Chapitre 15 : Abandon
Lorgnant avec dédain l'homme qui lui fait face, Tara brûle d'un mépris qu'elle parvient à peine à contrôler. Une chose est désormais sûre dans son esprit rongé par la fatigue : jamais elle n'a mis autant de cœur à le haïr. Jamais elle n'a autant souhaité ne l'avoir jamais rencontré.
Il lui avait pourtant promis que ce coup d'État ne les affecterait pas. Que le refuge qu'il leur avait fourni ne présentait aucun risque et que jamais Mike et elle n'auraient à pâtir de ses ambitions démesurées.

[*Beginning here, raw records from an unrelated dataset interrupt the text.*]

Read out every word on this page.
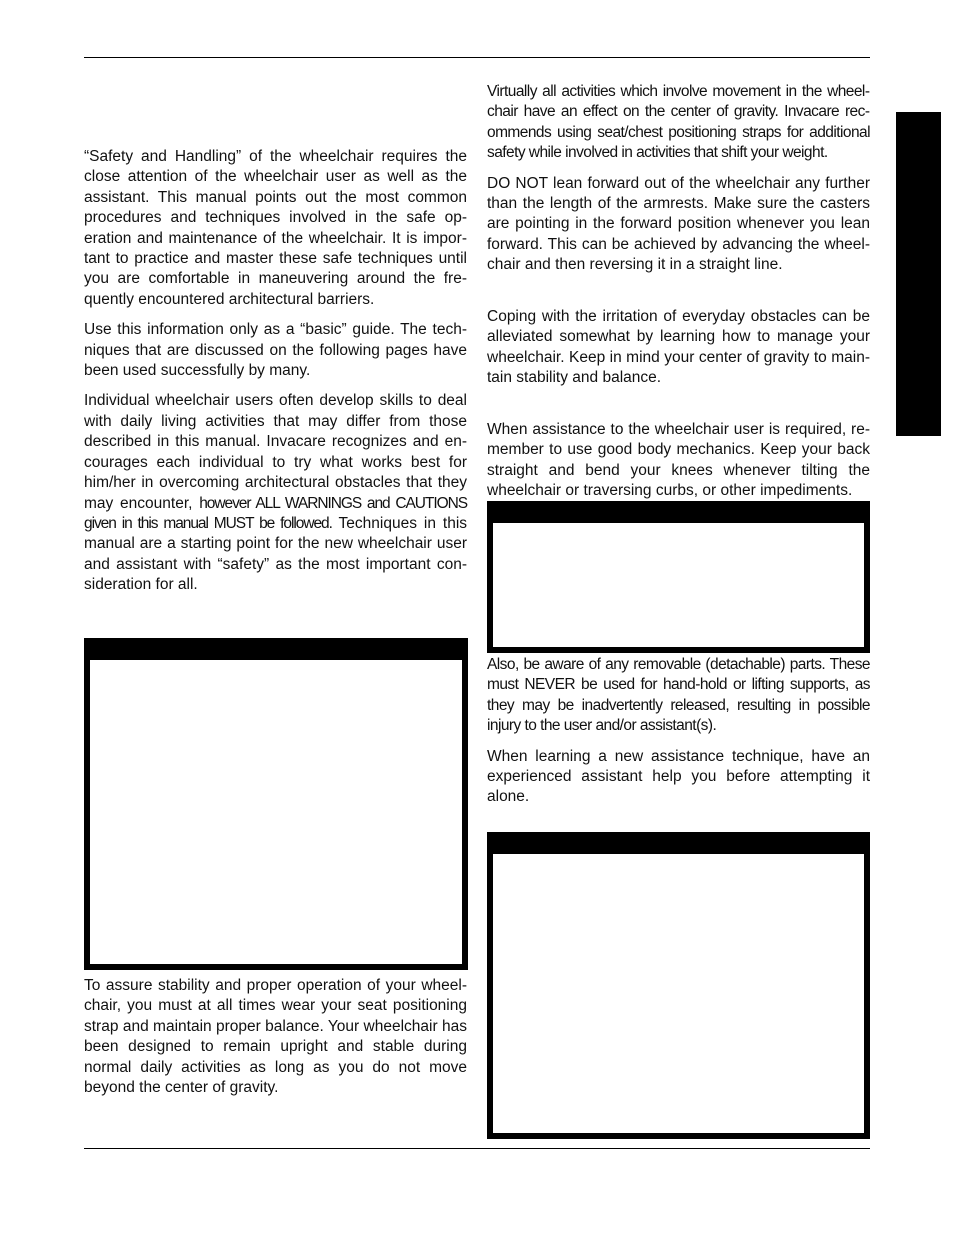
“Safety and Handling” of the wheelchair requires the close attention of the wheelchair user as well as the assistant. This manual points out the most common procedures and techniques involved in the safe operation and maintenance of the wheelchair. It is important to practice and master these safe techniques until you are comfortable in maneuvering around the frequently encountered architectural barriers.

Use this information only as a “basic” guide. The techniques that are discussed on the following pages have been used successfully by many.

Individual wheelchair users often develop skills to deal with daily living activities that may differ from those described in this manual. Invacare recognizes and encourages each individual to try what works best for him/her in overcoming architectural obstacles that they may encounter, however ALL WARNINGS and CAUTIONS given in this manual MUST be followed. Techniques in this manual are a starting point for the new wheelchair user and assistant with “safety” as the most important consideration for all.

To assure stability and proper operation of your wheelchair, you must at all times wear your seat positioning strap and maintain proper balance. Your wheelchair has been designed to remain upright and stable during normal daily activities as long as you do not move beyond the center of gravity.

Virtually all activities which involve movement in the wheelchair have an effect on the center of gravity. Invacare recommends using seat/chest positioning straps for additional safety while involved in activities that shift your weight.

DO NOT lean forward out of the wheelchair any further than the length of the armrests. Make sure the casters are pointing in the forward position whenever you lean forward. This can be achieved by advancing the wheelchair and then reversing it in a straight line.

Coping with the irritation of everyday obstacles can be alleviated somewhat by learning how to manage your wheelchair. Keep in mind your center of gravity to maintain stability and balance.

When assistance to the wheelchair user is required, remember to use good body mechanics. Keep your back straight and bend your knees whenever tilting the wheelchair or traversing curbs, or other impediments.

Also, be aware of any removable (detachable) parts. These must NEVER be used for hand-hold or lifting supports, as they may be inadvertently released, resulting in possible injury to the user and/or assistant(s).

When learning a new assistance technique, have an experienced assistant help you before attempting it alone.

Mais visiblement, tout ça n'a été que de vaines paroles destinées à endormir sa vigilance. Tara s'en rend à présent compte. Erwin Smith est un homme à éviter lorsque l'on souhaite vivre.
Ses pupilles parviennent difficilement à distinguer les traits de son visage dans l'obscurité ambiante, mais elle imagine sans le moindre mal son air faussement désolé.
Elle n'est qu'un sacrifice de plus pour Erwin Smith.
Jamais elle ne parviendra à vivre heureuse tant que le Major du Bataillon s'appliquera à mettre son monde à feu et à sang.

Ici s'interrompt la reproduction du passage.